The Brussels-Capital Region has selected Engie Vianeo, the electric mobility division of French energy group Engie, to deploy 835 public charging stations across all 19 municipalities of the Belgian capital. The contract will deliver 1,640 individual charge points over the next two years, with power levels between 7.4 kW and 11 kW suited to daily urban charging needs.
Lamppost Integration and Data-Driven Placement
Of the total deployment, 805 stations will each feature two charge points, while 30 will be single-outlet units integrated directly into existing street lighting infrastructure. The lamppost-mounted chargers represent a notable design choice for a dense urban environment where kerb space and visual clutter are persistent constraints.
Station locations were determined through a collaboration between the Vrije Universiteit Brussel (VUB) and Bruxelles Environnement, the regional public administration responsible for environmental policy. The placement methodology aimed to align the network with actual mobility patterns of residents across the full geographic spread of the region, rather than concentrating chargers in high-traffic commercial areas alone.
Engie Vianeo’s Growing Belgian Footprint
The Brussels contract extends Engie Vianeo’s presence into the last of Belgium’s three regions. In 2022, the operator secured a concession in Flanders covering the provinces of Antwerp, Limburg and West Flanders, with a scope of 2,800 stations and 5,600 charge points. The company has also won contracts in Wallonia, where it recently inaugurated two 300 kW ultra-fast chargers in Coo providing four charge points for long-distance drivers.

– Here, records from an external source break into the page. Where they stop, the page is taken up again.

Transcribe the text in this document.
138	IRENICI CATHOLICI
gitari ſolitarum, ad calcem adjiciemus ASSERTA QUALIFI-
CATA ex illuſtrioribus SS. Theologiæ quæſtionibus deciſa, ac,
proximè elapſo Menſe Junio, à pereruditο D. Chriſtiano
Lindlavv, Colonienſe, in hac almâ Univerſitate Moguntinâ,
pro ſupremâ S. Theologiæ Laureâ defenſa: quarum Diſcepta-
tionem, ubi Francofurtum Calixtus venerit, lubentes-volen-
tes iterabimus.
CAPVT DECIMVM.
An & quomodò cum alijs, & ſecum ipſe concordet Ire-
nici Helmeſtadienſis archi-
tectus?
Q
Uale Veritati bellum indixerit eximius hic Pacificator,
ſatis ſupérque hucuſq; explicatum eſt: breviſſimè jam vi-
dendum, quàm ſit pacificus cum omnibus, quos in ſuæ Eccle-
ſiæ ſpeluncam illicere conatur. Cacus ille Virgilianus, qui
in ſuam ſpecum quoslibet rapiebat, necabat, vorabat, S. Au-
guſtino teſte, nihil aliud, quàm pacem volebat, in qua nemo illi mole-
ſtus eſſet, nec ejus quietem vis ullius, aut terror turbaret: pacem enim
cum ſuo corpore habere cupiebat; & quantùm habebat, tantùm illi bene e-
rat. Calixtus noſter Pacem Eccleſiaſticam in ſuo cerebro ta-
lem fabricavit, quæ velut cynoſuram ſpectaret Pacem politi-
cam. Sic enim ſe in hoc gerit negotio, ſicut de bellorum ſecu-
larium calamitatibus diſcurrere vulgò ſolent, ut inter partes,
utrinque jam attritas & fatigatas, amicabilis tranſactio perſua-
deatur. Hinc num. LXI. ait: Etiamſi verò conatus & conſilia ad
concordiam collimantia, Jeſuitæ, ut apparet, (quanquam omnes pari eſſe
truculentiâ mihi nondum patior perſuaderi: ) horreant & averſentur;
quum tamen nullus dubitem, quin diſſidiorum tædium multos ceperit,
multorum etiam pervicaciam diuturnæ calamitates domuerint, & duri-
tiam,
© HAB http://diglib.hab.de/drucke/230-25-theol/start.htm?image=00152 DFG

Engie Vianeo’s Belgian network now exceeds 6,000 charge points, part of a broader European footprint of more than 10,000. Earlier in 2024, the operator partnered with BICS to embed IoT connectivity into its charging infrastructure, enabling remote maintenance and real-time operational analytics across its expanding network. The company’s stated target is to reach 25,000 charge points across Europe by 2030, including 1,000 dedicated to heavy-duty vehicles.
Brussels’ Broader Push Toward 22,000 Charge Points
The Engie Vianeo award sits within a larger regional electrification programme. Under the Electrify.brussels initiative, the Brussels-Capital Region has committed to deploying 22,000 publicly accessible charge points by 2035. Of these, 11,000 are to be installed on public roads under the coordination of Sibelga, the regional grid operator, through its ChargyClick programme. A further 11,000 are planned for semi-public locations by other operators.
As of mid-March 2026, the region reported approximately 10,731 publicly accessible charge points already operational. Other operators active in the Brussels market include TotalEnergies, which installed 452 charge points in the region in 2024 and in early 2026 launched a joint investment platform with Tikehau Capital to accelerate public charging rollouts across Belgium and the Netherlands. EnergyVision, selected by Sibelga for the ChargyClick programme, installed more than 1,230 charge points in 2023.
The competitive landscape in Brussels reflects a wider trend in Benelux EV charging markets, where above-average adoption rates and proactive city governments are drawing substantial infrastructure investment from both energy incumbents and financial partners.
Regulatory Drivers and Urban Transition Timeline
Brussels’ charging ambitions are underpinned by tightening emissions regulations. The region’s low-emission zone, introduced in 2018, is scheduled to ban diesel vehicles by 2030 and petrol and LPG vehicles by 2035. As of 2025, all Brussels public authority fleet purchases must be zero-emission. These deadlines are accelerating demand for accessible public charging, particularly for residents without private parking, which is a large share of the population in a capital defined by dense apartment living.
The region has also mandated minimum charging infrastructure ratios for commercial car parks, with requirements escalating through 2030 and 2035. The regional government has projected that the additional electricity demand from full fleet electrification would increase distribution network load by roughly 20% by 2035, a figure that Sibelga has indicated is within its planned investment capacity.
Brussels’ broader smart city ambitions, including its city-wide smart street lighting system managed in partnership with Engie, provide additional infrastructure synergies for the integration of EV charging into public lighting assets.